Home

SCHRIFTELIJKE VRAAG E-1483/01 van Elspeth Attwooll (ELDR) aan de Commissie. Onderzoek en proefnemingen met primaten.

SCHRIFTELIJKE VRAAG E-1483/01 van Elspeth Attwooll (ELDR) aan de Commissie. Onderzoek en proefnemingen met primaten.

SCHRIFTELIJKE VRAAG E-1483/01

van Elspeth Attwooll (ELDR) aan de Commissie

(18 mei 2001)

Betreft: Onderzoek en proefnemingen met primaten

Met het vijfde kaderprogramma onderzoek financiert de Europese Unie veel onderzoek naar de behandeling van ziekten, dat voor een deel ook proefnemingen op dieren omvat. Meer in het bijzonder worden er honderden niet-menselijke primaten in gevangenschap gehouden voor proefnemingsdoeleinden. Eén van de principes van het wetenschappelijk onderzoek op dieren is de regel van de drie R's: replace, reduce, refine (vervangen, verkleinen, verbeteren).

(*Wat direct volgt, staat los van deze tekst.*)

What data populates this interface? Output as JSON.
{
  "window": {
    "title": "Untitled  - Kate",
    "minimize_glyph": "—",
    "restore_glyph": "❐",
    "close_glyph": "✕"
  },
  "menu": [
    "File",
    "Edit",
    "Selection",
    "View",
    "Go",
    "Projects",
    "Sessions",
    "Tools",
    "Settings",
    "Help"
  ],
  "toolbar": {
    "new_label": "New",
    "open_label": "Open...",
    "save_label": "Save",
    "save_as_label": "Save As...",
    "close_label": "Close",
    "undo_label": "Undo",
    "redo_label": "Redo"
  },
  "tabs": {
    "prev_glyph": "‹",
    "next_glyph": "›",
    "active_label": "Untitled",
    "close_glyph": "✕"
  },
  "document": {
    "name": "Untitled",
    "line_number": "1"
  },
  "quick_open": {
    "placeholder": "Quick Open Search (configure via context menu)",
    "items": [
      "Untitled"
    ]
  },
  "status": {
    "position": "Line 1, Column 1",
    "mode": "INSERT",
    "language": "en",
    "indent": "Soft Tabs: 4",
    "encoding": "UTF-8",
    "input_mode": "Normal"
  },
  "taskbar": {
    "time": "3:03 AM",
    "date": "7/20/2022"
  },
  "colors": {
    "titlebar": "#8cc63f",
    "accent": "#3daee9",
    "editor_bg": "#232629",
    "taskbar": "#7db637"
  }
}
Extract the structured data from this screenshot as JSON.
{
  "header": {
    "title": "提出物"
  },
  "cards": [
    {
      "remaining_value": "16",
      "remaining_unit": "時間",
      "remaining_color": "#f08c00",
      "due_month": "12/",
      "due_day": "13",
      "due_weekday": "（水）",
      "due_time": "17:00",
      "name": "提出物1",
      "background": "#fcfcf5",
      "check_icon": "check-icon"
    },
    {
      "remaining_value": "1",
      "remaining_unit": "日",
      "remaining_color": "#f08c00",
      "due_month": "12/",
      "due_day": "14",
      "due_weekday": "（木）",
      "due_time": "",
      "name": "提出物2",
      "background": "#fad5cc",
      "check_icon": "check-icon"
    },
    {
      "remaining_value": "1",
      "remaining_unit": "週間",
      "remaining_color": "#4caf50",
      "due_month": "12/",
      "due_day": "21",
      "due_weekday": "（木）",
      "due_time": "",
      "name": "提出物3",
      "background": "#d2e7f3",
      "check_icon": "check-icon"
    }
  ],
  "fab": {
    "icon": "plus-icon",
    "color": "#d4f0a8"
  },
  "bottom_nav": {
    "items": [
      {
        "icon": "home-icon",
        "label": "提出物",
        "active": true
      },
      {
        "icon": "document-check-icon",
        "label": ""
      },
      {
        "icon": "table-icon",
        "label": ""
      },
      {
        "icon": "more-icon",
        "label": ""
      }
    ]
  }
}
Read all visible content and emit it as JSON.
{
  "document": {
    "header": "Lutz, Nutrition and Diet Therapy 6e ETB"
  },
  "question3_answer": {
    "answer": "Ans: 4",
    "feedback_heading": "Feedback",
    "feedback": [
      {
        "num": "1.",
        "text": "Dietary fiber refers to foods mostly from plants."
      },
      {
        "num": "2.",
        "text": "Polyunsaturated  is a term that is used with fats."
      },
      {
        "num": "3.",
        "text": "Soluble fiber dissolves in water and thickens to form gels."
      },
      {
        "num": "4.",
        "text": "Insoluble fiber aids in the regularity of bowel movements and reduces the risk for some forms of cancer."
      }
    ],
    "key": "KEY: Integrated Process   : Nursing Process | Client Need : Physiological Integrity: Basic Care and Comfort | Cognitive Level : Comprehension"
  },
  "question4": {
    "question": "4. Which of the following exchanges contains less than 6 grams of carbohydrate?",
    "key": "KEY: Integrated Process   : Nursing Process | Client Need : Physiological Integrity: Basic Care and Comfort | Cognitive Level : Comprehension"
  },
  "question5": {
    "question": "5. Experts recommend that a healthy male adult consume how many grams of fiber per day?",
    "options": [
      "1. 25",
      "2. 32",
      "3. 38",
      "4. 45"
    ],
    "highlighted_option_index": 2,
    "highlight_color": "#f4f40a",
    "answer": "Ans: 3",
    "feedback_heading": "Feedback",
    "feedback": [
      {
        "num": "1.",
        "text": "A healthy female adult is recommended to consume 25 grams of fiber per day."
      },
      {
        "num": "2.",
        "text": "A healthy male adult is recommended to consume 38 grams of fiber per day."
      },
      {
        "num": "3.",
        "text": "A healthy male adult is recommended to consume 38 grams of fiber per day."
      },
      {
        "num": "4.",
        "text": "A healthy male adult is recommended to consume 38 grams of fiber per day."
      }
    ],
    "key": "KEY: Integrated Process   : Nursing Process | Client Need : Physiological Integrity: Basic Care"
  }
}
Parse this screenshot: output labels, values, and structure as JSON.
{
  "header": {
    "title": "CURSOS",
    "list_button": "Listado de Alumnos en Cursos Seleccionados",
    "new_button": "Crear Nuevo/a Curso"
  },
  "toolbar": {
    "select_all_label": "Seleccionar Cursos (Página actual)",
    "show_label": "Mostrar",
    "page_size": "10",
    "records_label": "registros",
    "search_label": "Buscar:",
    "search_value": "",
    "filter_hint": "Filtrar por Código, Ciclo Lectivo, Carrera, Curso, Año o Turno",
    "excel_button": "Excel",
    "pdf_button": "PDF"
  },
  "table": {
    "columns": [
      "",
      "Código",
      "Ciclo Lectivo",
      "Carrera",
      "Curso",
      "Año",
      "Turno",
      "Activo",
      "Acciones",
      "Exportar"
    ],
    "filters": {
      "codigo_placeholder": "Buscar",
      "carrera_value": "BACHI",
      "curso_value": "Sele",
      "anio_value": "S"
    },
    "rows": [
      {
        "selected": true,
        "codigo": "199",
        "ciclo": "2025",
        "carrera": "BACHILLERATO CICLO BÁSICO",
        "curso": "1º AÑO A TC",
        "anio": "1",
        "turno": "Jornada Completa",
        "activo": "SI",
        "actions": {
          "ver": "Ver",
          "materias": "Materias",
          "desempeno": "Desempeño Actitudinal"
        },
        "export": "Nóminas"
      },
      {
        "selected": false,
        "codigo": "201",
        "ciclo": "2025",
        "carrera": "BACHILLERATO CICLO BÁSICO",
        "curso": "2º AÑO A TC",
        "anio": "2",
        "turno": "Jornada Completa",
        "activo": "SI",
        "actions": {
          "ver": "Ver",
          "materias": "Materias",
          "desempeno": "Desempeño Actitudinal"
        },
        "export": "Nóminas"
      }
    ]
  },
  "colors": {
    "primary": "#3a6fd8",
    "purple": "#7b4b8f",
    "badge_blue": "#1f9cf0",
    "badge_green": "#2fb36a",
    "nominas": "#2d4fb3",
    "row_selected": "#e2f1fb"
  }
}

Op welke manier zorgt de Europese Commissie ervoor dat proefnemingen die door de Europese Unie gefinancierd worden, die principes in acht nemen en echt nodig en niet nodeloos wreed zijn voor de dieren die gebruikt worden? Zijn de begunstigden van de financiering verplicht om zich ervan te verzekeren dat er geen alternatieve testmethoden bestaan? Welke ethische en morele voorwaarden - voor zover die er zijn - staan er in de contracten voor financiering van onderzoek?

Antwoord van de heer Busquin namens de Commissie

(19 juli 2001)

Het geachte parlementslid weet wellicht dat alle research waarvoor dieren gebruikt worden valt onder Richtlijn 86/609/EEG van de Raad van 24 november 1986(1) inzake de onderlinge aanpassing van de wettelijke en bestuursrechtelijke bepalingen van de lidstaten betreffende de bescherming van dieren die voor experimentele en andere wetenschappelijke doeleinden worden gebruikt. De lidstaten zijn verantwoordelijk voor de naleving hiervan.

De Commissie heeft bij de implementatie van het Vijfde Kaderprogramma voor wetenschappelijk onderzoek en technologische ontwikkeling de grootst mogelijke waakzaamheid betracht ten aanzien van dierproeven en dierenwelzijn.

In de bijlage bij het Besluit van de Raad(2) betreffende het programma voor de kwaliteit van het bestaan staat dat de financiering van onderzoek op het gebied van dieren in het kader van dit programma beperkt is waar het gaat om proeven met en op dieren, die zoveel mogelijk moeten worden vervangen door in vitro proeven of andere methoden. Alle aanvragers van subsidie zijn verplicht om de procedures te beschrijven waarmee zij de regel van de drie R's (vervangen verkleinen, verbeteren) willen naleven om het welzijn van dieren beschermen.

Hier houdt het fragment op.